Proving Injectivity and Surjectivity: A Fundamental Concept in Function Theory

[tlkieu]

Stumped on a couple of questions, if anyone could help!

In what follows I will denote the identity function; i.e. I(x) = x for all x ∈ R.
(a) Show that a function f is surjective if and only if there exists a function g such that f ◦ g = I.
(b) Show that a function f is injective if and only if there exists a function h such that h ◦ f = I.
(c) Suppose f ◦ g = I and h ◦ f = I. Show that g = h

 

[stevendaryl]

Let's take one question at a time.

For question (a), do the following exercise:

1. Write down (in English, or using logical notation, if you know logic) what does it mean to say that a function $f(x)$ from one set, $A$ to another set, $B$ is surjective.
2. Now, write down what it means to have a function from $B$ to $A$.
3. Now, see if you can see any relationship between those two definitions.

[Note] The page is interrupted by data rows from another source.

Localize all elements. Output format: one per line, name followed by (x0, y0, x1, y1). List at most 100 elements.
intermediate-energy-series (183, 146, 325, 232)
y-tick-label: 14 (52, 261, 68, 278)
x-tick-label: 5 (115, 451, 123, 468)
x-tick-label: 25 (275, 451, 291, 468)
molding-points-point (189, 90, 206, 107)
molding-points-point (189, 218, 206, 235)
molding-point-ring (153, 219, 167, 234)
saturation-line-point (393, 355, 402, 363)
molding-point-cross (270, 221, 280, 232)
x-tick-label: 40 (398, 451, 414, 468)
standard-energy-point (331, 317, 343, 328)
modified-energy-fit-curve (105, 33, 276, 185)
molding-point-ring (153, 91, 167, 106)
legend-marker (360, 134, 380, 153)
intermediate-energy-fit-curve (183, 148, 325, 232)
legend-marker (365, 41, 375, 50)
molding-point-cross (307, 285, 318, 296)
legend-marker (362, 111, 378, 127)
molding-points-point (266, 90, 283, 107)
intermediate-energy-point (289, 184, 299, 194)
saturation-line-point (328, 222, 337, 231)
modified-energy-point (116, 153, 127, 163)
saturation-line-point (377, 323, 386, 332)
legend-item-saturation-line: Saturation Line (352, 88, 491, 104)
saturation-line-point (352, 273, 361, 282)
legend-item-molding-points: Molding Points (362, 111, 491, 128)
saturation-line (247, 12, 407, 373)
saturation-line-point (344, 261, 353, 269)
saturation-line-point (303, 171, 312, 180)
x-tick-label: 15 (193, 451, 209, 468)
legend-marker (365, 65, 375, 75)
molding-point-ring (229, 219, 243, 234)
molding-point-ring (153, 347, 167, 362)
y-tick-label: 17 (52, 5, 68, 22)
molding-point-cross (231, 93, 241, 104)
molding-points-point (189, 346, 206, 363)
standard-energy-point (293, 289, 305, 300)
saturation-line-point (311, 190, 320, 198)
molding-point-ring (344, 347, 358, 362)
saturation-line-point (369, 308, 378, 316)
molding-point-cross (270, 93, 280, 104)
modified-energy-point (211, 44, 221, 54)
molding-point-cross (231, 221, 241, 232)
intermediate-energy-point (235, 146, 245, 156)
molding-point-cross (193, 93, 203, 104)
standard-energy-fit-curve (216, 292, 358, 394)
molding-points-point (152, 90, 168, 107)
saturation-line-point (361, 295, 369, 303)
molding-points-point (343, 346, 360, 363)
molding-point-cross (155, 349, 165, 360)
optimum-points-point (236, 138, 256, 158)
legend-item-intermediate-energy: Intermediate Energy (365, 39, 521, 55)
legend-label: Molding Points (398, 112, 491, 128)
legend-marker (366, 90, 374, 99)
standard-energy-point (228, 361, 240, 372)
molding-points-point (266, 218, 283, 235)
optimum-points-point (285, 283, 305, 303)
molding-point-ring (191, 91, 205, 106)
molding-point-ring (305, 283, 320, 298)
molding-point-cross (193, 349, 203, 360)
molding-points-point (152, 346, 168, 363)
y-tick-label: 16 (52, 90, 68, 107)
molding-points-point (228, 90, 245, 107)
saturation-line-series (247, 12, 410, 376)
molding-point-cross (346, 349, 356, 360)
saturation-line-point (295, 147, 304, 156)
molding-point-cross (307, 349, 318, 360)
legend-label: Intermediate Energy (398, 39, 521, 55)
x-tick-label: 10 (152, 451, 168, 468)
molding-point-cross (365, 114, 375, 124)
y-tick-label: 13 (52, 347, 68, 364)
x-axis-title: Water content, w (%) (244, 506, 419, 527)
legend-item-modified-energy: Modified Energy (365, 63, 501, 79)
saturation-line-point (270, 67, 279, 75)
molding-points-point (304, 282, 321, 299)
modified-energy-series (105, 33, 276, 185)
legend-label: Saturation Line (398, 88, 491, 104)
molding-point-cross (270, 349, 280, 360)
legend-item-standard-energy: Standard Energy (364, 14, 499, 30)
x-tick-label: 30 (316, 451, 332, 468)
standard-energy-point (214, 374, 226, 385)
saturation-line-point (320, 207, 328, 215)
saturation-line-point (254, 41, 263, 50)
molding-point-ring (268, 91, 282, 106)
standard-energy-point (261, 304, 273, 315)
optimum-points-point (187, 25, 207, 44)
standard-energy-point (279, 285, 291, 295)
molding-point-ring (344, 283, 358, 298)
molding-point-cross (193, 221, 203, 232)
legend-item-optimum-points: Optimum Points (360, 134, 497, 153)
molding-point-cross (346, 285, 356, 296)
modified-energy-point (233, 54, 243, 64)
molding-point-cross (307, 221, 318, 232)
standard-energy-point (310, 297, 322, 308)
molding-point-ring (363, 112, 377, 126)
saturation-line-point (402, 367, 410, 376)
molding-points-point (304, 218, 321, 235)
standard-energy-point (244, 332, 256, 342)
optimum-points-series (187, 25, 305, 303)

Post your answers to 1&2. The rules for Physics Forums is that you have to show your effort in order to get help.

 

[tlkieu]

Ahh thank you for the pointer! First time posting so will keep that in mind. Will post my working out so far in the morning, also will repost this in the homework type question forum as I just read that these types of questions are best directed there.